The new ENCODE results are vast, reported in 30 central papers in Nature, Genome Biology, and Genome Research, as well as a slew of secondary articles in Science, Cell, and others. And all of the data are freely available to the public.
The pages of printed journals are a poor repository for such a vast trove of data, so the ENCODE team have devised a new publishing model. On the ENCODE portal site, readers can pick one of 13 topics of interest, such as enhancer sequences, and follow them in special “threads” that pull out all the relevant paragraphs from the 30 main papers. “Rather than people having to skim read all 30 papers, and working out which ones they want to read, we pull out that thread for you,” Birney said.

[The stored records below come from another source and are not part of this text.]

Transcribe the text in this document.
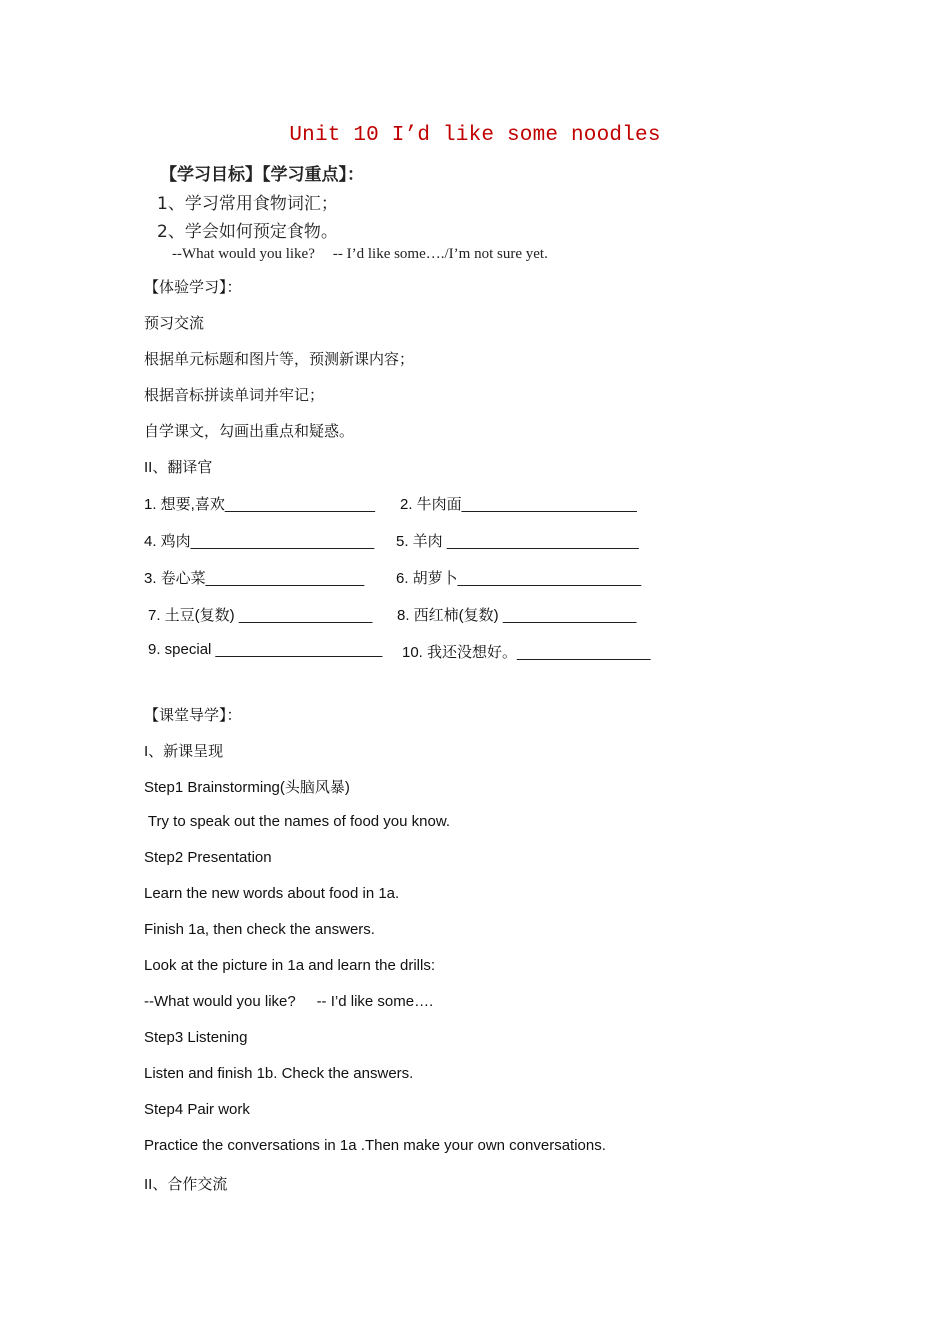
Unit 10 I’d like some noodles
【学习目标】【学习重点】：
1、学习常用食物词汇；
2、学会如何预定食物。
--What would you like? -- I’d like some…./I’m not sure yet.
【体验学习】：
预习交流
根据单元标题和图片等，预测新课内容；
根据音标拼读单词并牢记；
自学课文，勾画出重点和疑惑。
II、翻译官
1. 想要,喜欢__________________ 2. 牛肉面_____________________
4. 鸡肉______________________ 5. 羊肉 _______________________
3. 卷心菜___________________ 6. 胡萝卜______________________
7. 土豆(复数) ________________ 8. 西红柿(复数) ________________
9. special ____________________ 10. 我还没想好。________________
【课堂导学】：
I、新课呈现
Step1 Brainstorming(头脑风暴)
Try to speak out the names of food you know.
Step2 Presentation
Learn the new words about food in 1a.
Finish 1a, then check the answers.
Look at the picture in 1a and learn the drills:
--What would you like?     -- I’d like some….
Step3 Listening
Listen and finish 1b. Check the answers.
Step4 Pair work
Practice the conversations in 1a .Then make your own conversations.
II、合作交流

btw: Why does any of this matter? This new view of the genome is more sophisticated and thus more likely to lead to understanding of illness and treatments, which the first sequencing promised as well, but mostly disappointed. In short, it’s more complicated than first thought and now new light is being shed and thus more likely we’re getting close to useful results from studying the genome. For example:
The researchers found that just 12 percent of known SNPs [Single Nucleotide Polymorphisms] lie within protein-coding areas. They also showed that compared to random SNPs, the disease-associated ones are 60 percent more likely to lie within the non-coding but functional regions that ENCODE identified, especially in promoters and enhancers. This suggests that many of these variants are controlling the activity of different genes, and provides many fresh leads for understanding how they affect our risk of disease.